It’s a tradition as time-tested as grandma’s pumpkin pie. Every year on Thanksgiving Day, a football team has to make the worst possible choice for a halftime performer of country pop dregs and embarrass country music on a national stage like your drunken uncle making a racist tirade in front of your fiancé.
This year, after their disgraceful 40-3 loss to the Dallas Cowboys, the Minnesota Vikings chose Florida Georgia Line’s Tyler Hubbard to be the halftime interpreter for the NFL’s primetime Thanksgiving Day game. listen.
The only thing cheaper than booking Florida Georgia Line for your halftime show is booking half Florida Georgia Line for your halftime show. But of course the Vikings had no other choice if they wanted to book Florida Georgia Line since the duo officially broken up earlier this year amid plummeting interest in their tired Bro-Country shtick.

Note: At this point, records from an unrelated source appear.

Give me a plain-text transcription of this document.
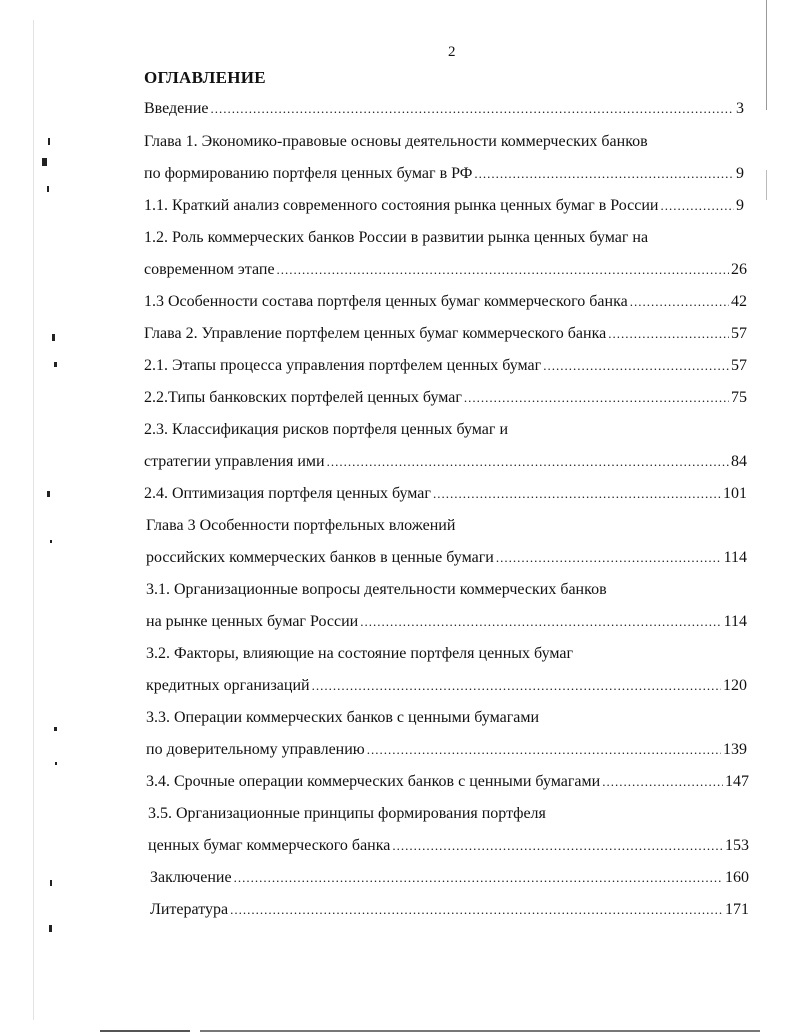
2
ОГЛАВЛЕНИЕ
Введение .....	3
Глава 1. Экономико-правовые основы деятельности коммерческих банков
по формированию портфеля ценных бумаг в РФ .....	9
1.1. Краткий анализ современного состояния рынка ценных бумаг в России .....	9
1.2. Роль коммерческих банков России в развитии рынка ценных бумаг на
современном этапе .....	26
1.3 Особенности состава портфеля ценных бумаг коммерческого банка .....	42
Глава 2. Управление портфелем ценных бумаг коммерческого банка .....	57
2.1. Этапы процесса управления портфелем ценных бумаг .....	57
2.2.Типы банковских портфелей ценных бумаг .....	75
2.3. Классификация рисков портфеля ценных бумаг и
стратегии управления ими .....	84
2.4. Оптимизация портфеля ценных бумаг .....	101
Глава 3 Особенности портфельных вложений
российских коммерческих банков в ценные бумаги .....	114
3.1. Организационные вопросы деятельности коммерческих банков
на рынке ценных бумаг России .....	114
3.2. Факторы, влияющие на состояние портфеля ценных бумаг
кредитных организаций .....	120
3.3. Операции коммерческих банков с ценными бумагами
по доверительному управлению .....	139
3.4. Срочные операции коммерческих банков с ценными бумагами .....	147
3.5. Организационные принципы формирования портфеля
ценных бумаг коммерческого банка .....	153
Заключение .....	160
Литература .....	171
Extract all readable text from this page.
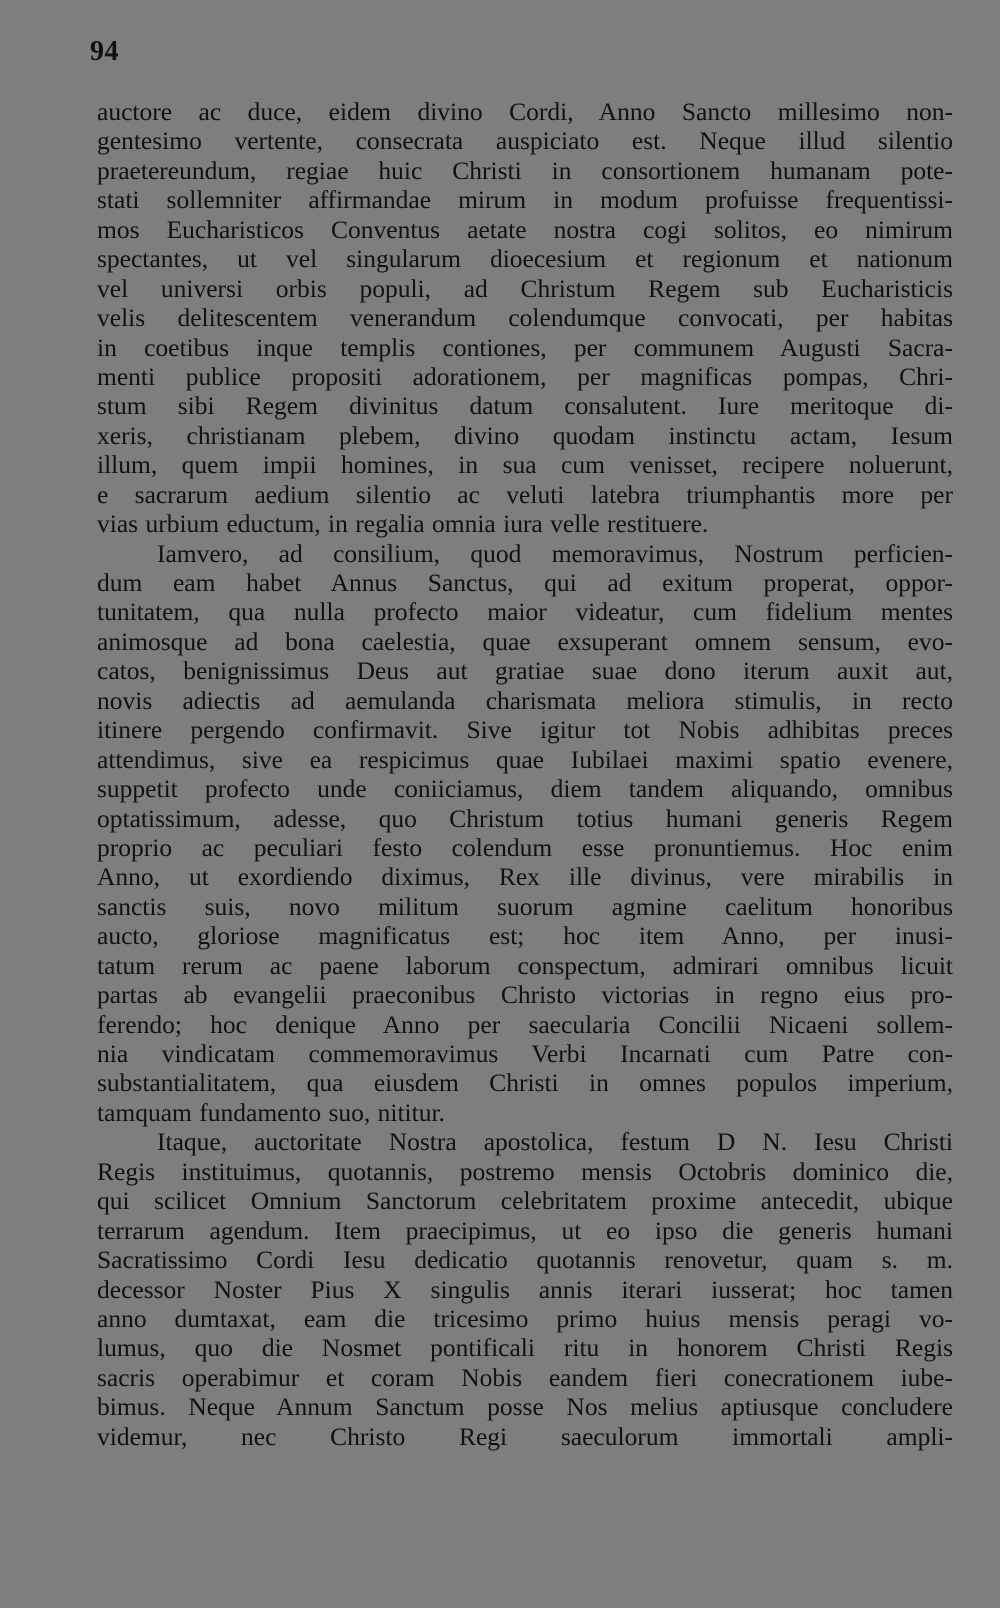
94
auctore ac duce, eidem divino Cordi, Anno Sancto millesimo non-
gentesimo vertente, consecrata auspiciato est. Neque illud silentio
praetereundum, regiae huic Christi in consortionem humanam pote-
stati sollemniter affirmandae mirum in modum profuisse frequentissi-
mos Eucharisticos Conventus aetate nostra cogi solitos, eo nimirum
spectantes, ut vel singularum dioecesium et regionum et nationum
vel universi orbis populi, ad Christum Regem sub Eucharisticis
velis delitescentem venerandum colendumque convocati, per habitas
in coetibus inque templis contiones, per communem Augusti Sacra-
menti publice propositi adorationem, per magnificas pompas, Chri-
stum sibi Regem divinitus datum consalutent. Iure meritoque di-
xeris, christianam plebem, divino quodam instinctu actam, Iesum
illum, quem impii homines, in sua cum venisset, recipere noluerunt,
e sacrarum aedium silentio ac veluti latebra triumphantis more per
vias urbium eductum, in regalia omnia iura velle restituere.
Iamvero, ad consilium, quod memoravimus, Nostrum perficien-
dum eam habet Annus Sanctus, qui ad exitum properat, oppor-
tunitatem, qua nulla profecto maior videatur, cum fidelium mentes
animosque ad bona caelestia, quae exsuperant omnem sensum, evo-
catos, benignissimus Deus aut gratiae suae dono iterum auxit aut,
novis adiectis ad aemulanda charismata meliora stimulis, in recto
itinere pergendo confirmavit. Sive igitur tot Nobis adhibitas preces
attendimus, sive ea respicimus quae Iubilaei maximi spatio evenere,
suppetit profecto unde coniiciamus, diem tandem aliquando, omnibus
optatissimum, adesse, quo Christum totius humani generis Regem
proprio ac peculiari festo colendum esse pronuntiemus. Hoc enim
Anno, ut exordiendo diximus, Rex ille divinus, vere mirabilis in
sanctis suis, novo militum suorum agmine caelitum honoribus
aucto, gloriose magnificatus est; hoc item Anno, per inusi-
tatum rerum ac paene laborum conspectum, admirari omnibus licuit
partas ab evangelii praeconibus Christo victorias in regno eius pro-
ferendo; hoc denique Anno per saecularia Concilii Nicaeni sollem-
nia vindicatam commemoravimus Verbi Incarnati cum Patre con-
substantialitatem, qua eiusdem Christi in omnes populos imperium,
tamquam fundamento suo, nititur.
Itaque, auctoritate Nostra apostolica, festum D N. Iesu Christi
Regis instituimus, quotannis, postremo mensis Octobris dominico die,
qui scilicet Omnium Sanctorum celebritatem proxime antecedit, ubique
terrarum agendum. Item praecipimus, ut eo ipso die generis humani
Sacratissimo Cordi Iesu dedicatio quotannis renovetur, quam s. m.
decessor Noster Pius X singulis annis iterari iusserat; hoc tamen
anno dumtaxat, eam die tricesimo primo huius mensis peragi vo-
lumus, quo die Nosmet pontificali ritu in honorem Christi Regis
sacris operabimur et coram Nobis eandem fieri conecrationem iube-
bimus. Neque Annum Sanctum posse Nos melius aptiusque concludere
videmur, nec Christo Regi saeculorum immortali ampli-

Minnesota Vikings fans have taken to social media to blow raspberries at the decision of course, because it’s not 2013 anymore, and most people have woken up to how awful Bro-Country is, while that a lot of fans were left baffled because hardly anyone knew the specific names for the Florida Georgia Line dudes anyway. “Is he in Florida or Georgia?” was a common refrain. Tyler Hubbard is Georgia, by the way.
The truth is, Tyler Hubbard’s solo probably isn’t as terrible as Florida Georgia Line was, but when you’re down, it’s not hard to improve. Still, couldn’t they find a better performer than the remnants of country music’s Bro phase? Here in 2022 you have a bunch of newer country artists who are way more popular than half of Florida Georgia Line. One look at the charts, and you can see that even more independent artists like Zach Bryan and Tyler Childers are surpassing the popularity of Tyler Hubbard.
Don’t be surprised if in the years to come we don’t see artists like Tyler Childers, Zach Bryan, the Turnpike Troubadours, Billy Strings, Cody Jinks, and others performing these kinds of performances. After all, they’re all reaching local popularity, while Tyler Hubbard is over there opening for Keith Urban.
It’s a new day in country music, and institutions like the NFL should take notice. It’s time to start giving artists from the more independent side of country music a fair chance to take advantage of these opportunities. After all, don’t you think fans might dig something they might not know more than something they already know sucks?